Reporters find X (and other social media platforms) useful in newsgathering. It’s a common way to gain story ideas, find people to interview, locate witnesses and visuals when news breaks, and assess public reaction to events. And occasionally, prominent figures who are otherwise inaccessible post newsworthy statements.
It’s also effective in getting more eyes on a journalist’s good work. It may seem like the whole world is on X. The reality is that X’s reach has never exceeded 25% of the U.S. adult population. But among the users of X are many influential individuals that journalists want to reach – decision makers, citizen activists, academics, other journalists. They hope to maximize the impact of their work, along with wanting to boost the reputation and relevance of themselves and their organizations. Nothing wrong with that.
AL.com, for one, remains on X. It evaluated circumstances after Musk’s purchase but didn’t see a mass exodus of users. Director of Audience Katie Brumbeloe wrote in an email: “Ultimately, we decided we would not leave Twitter/X because we still have a large audience there and we need to continue to have a presence there, sharing our work and listening to and engaging with audiences there.” The newsroom’s political, investigative and sports stories get substantial reach and engagement on X, she said.
AL.com, which does not require its writers to post on any particular social media platform, recently started re-posting work on Bluesky “after taking a break over the summer when we were getting no engagement at all,” Brumbeloe said. It’s “experimenting” with both Bluesky and Threads.
Beyond the visibility, there’s also a good argument that journalists need to stay on X and inject as much truth as they can into the Xosphere, even if it feels like typing in a typhoon of tripe. To go elsewhere seems like a win for Musk and a loss for X users who don’t live permanently in an echo chamber.
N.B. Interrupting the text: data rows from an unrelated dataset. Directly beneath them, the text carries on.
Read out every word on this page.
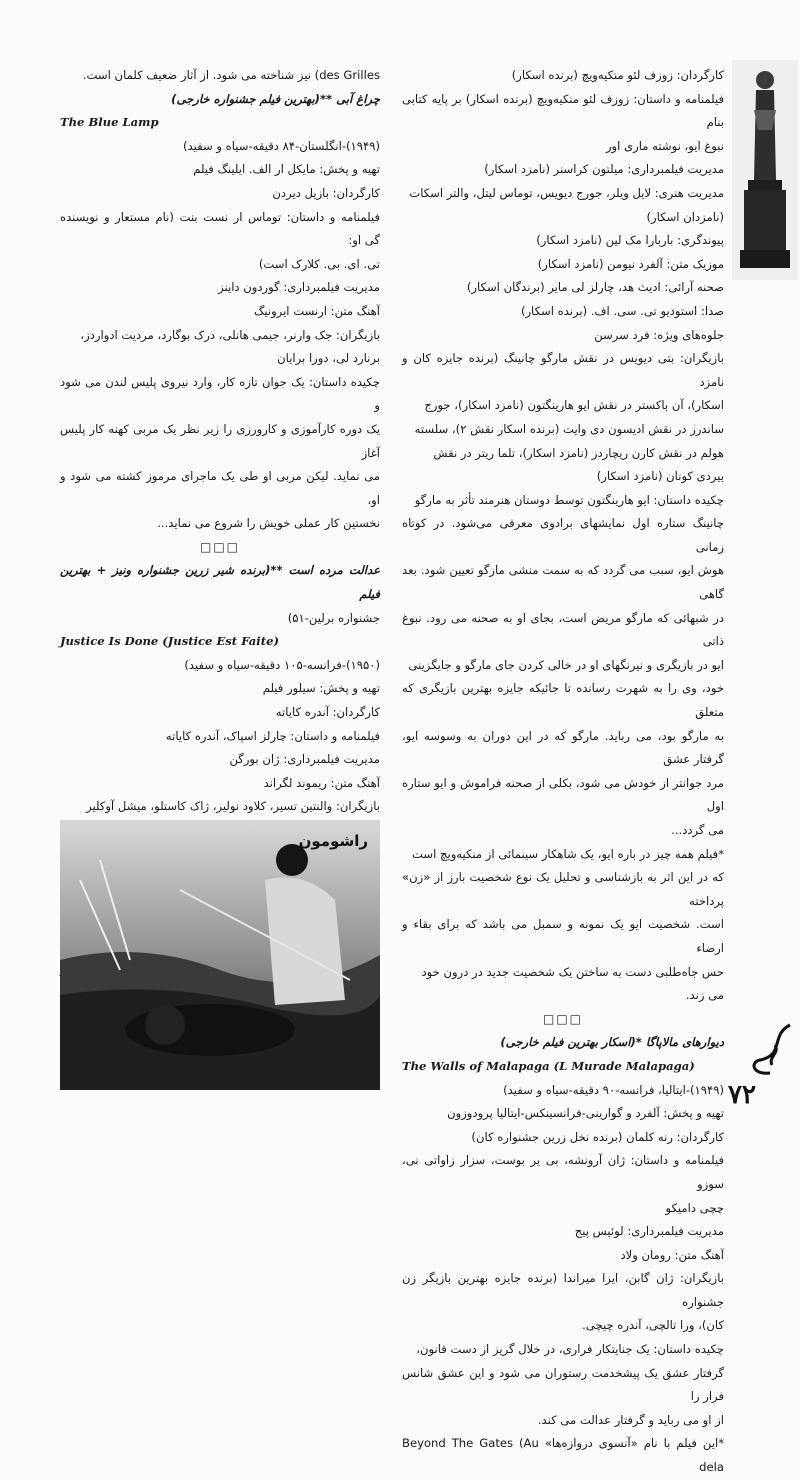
کارگردان: زوزف لئو منکیه‌ویچ (برنده اسکار)

فیلمنامه‌ و داستان: زوزف لئو منکیه‌ویچ (برنده اسکار) بر پایه کتابی بنام

نبوغ ایو، نوشته ماری اور

مدیریت فیلمبرداری: میلتون کراسنر (نامزد اسکار)

مدیریت هنری: لایل ویلر، جورج دیویس، توماس لیتل، والتر اسکات

(نامزدان اسکار)

پیوندگری: باربارا مک لین (نامزد اسکار)

موزیک متن: آلفرد نیومن (نامزد اسکار)

صحنه آرائی: ادیث هد، چارلز لی مایر (برندگان اسکار)

صدا: استودیو تی. سی. اف. (برنده اسکار)

جلوه‌های ویژه: فرد سرسن

بازیگران: بتی دیویس در نقش مارگو چانینگ (برنده جایزه کان و نامزد

اسکار)، آن باکستر در نقش ایو هارینگتون (نامزد اسکار)، جورج

ساندرز در نقش ادیسون دی وایت (برنده اسکار نقش ۲)، سلسته

هولم در نقش کارن ریچاردز (نامزد اسکار)، تلما ریتر در نقش

بیردی کونان (نامزد اسکار)

چکیده داستان: ایو هارینگتون توسط دوستان هنرمند تأثر به مارگو

چانینگ ستاره اول نمایشهای برادوی معرفی می‌شود. در کوتاه زمانی

هوش ایو، سبب می گردد که به سمت منشی مارگو تعیین شود. بعد گاهی

در شبهائی که مارگو مریض است، بجای او به صحنه می رود. نبوغ ذاتی

ایو در بازیگری و نیرنگهای او در خالی کردن جای مارگو و جایگزینی

خود، وی را به شهرت رسانده تا جائیکه جایزه بهترین بازیگری که متعلق

به مارگو بود، می رباید. مارگو که در این دوران به وسوسه ایو، گرفتار عشق

مرد جوانتر از خودش می شود، بکلی از صحنه فراموش و ایو ستاره اول

می گردد...

*فیلم همه چیز در باره ایو، یک شاهکار سینمائی از منکیه‌ویچ است

که در این اثر به بازشناسی و تحلیل یک نوع شخصیت بارز از «زن» پرداخته

است. شخصیت ایو یک نمونه و سمبل می باشد که برای بقاء و ارضاء

حس جاه‌طلبی دست به ساختن یک شخصیت جدید در درون خود

می زند.

□□□

دیوارهای مالاپاگا *(اسکار بهترین فیلم خارجی)

The Walls of Malapaga (L Murade Malapaga)

(۱۹۴۹)-ایتالیا، فرانسه-۹۰ دقیقه-سیاه و سفید)

تهیه و پخش: آلفرد و گوارینی-فرانسینکس-ایتالیا پرودوزون

کارگردان: رنه کلمان (برنده نخل زرین جشنواره کان)

فیلمنامه و داستان: ژان آرونشه، بی یر بوست، سزار زاواتی نی، سوزو

چچی دامیکو

مدیریت فیلمبرداری: لوئیس پیج

آهنگ متن: رومان ولاد

بازیگران: ژان گابن، ایزا میراندا (برنده جایزه بهترین بازیگر زن جشنواره

کان)، ورا تالچی، آندره چیچی.

چکیده داستان: یک جنایتکار فراری، در خلال گریز از دست قانون،

گرفتار عشق یک پیشخدمت رستوران می شود و این عشق شانس فرار را

از او می رباید و گرفتار عدالت می کند.

*این فیلم با نام «آنسوی دروازه‌ها» Beyond The Gates (Au dela

des Grilles) نیز شناخته می شود. از آثار ضعیف کلمان است.

چراغ آبی **(بهترین فیلم جشنواره خارجی)

The Blue Lamp

(۱۹۴۹)-انگلستان-۸۴ دقیقه-سیاه و سفید)

تهیه و پخش: مایکل ار الف. ایلینگ فیلم

کارگردان: بازیل دیردن

فیلمنامه و داستان: توماس ار نست بنت (نام مستعار و نویسنده گی او:

تی. ای. بی. کلارک است)

مدیریت فیلمبرداری: گوردون داینز

آهنگ متن: ارنست ایرونیگ

بازیگران: جک وارنر، جیمی هانلی، درک بوگارد، مردیت ادواردز،

برنارد لی، دورا برایان

چکیده داستان: یک جوان تازه کار، وارد نیروی پلیس لندن می شود و

یک دوره کارآموزی و کارورزی را زیر نظر یک مربی کهنه کار پلیس آغاز

می نماید. لیکن مربی او طی یک ماجرای مرموز کشته می شود و او،

نخستین کار عملی خویش را شروع می نماید...

□□□

عدالت مرده است **(برنده شیر زرین جشنواره ونیز + بهترین فیلم

جشنواره برلین-۵۱)

Justice Is Done (Justice Est Faite)

(۱۹۵۰)-فرانسه-۱۰۵ دقیقه-سیاه و سفید)

تهیه و پخش: سیلور فیلم

کارگردان: آندره کایاته

فیلمنامه و داستان: چارلز اسپاک، آندره کایاته

مدیریت فیلمبرداری: ژان بورگن

آهنگ متن: ریموند لگراند

بازیگران: والنتین تسیر، کلاود نولیر، ژاک کاستلو، میشل آوکلیر

راشومون
۷۲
Perhaps someday a different social media platform can become a major, credible, safe forum for political discussion that bumps X to the fringe. Part of accomplishing that would have to be a long list of newsrooms willing to make a difficult decision.
*I feel obligated to explain why I remain on X, which I use mostly to post links to my blog. The blog is primarily for my students (present and past) and they haven’t moved from X to Threads, Mastodon or Bluesky (I know because I searched). I also take some justification in that my small-community blog discussions do not attract mean and crazy people. I realize that all activity benefits the platform, but I do not subscribe to any of X’s paid services.
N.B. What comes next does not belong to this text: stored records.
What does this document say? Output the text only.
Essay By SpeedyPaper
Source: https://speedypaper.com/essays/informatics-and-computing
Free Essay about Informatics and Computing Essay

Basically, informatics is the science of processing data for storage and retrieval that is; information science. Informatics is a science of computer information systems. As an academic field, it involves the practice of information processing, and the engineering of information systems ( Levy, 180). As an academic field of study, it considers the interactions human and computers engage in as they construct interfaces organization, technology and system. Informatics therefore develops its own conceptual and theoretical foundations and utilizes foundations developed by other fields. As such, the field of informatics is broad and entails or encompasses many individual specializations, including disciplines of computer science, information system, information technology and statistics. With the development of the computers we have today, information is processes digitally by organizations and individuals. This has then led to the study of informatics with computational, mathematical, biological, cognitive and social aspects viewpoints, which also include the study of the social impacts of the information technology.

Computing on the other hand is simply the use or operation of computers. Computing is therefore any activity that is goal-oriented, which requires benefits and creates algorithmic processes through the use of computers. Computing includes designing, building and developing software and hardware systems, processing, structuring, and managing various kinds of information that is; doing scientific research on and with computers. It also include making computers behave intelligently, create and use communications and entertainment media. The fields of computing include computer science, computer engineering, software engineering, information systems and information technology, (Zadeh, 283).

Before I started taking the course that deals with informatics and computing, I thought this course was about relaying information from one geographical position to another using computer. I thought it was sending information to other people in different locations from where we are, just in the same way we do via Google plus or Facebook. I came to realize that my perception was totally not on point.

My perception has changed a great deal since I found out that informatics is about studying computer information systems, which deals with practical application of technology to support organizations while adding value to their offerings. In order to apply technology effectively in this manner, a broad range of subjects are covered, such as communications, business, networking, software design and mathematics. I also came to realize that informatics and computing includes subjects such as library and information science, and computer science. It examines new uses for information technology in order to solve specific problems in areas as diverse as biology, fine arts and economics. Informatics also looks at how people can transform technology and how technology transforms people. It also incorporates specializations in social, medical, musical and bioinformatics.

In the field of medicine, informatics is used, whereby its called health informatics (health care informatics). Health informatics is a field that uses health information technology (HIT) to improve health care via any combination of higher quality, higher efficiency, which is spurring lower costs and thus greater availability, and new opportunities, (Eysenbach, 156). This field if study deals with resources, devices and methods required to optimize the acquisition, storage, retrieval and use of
**Threads, owned by Facebook, continues to grow its user count but it de-emphasizes posts about political issues. It has therefore opened a door for Bluesky, a pretty big blunder.
Tom Arenberg is an instructor of news media at the University of Alabama. He worked for The Birmingham News and the Alabama Media Group for 30 years. He published this commentary originally as a post on his blog, The Arenblog.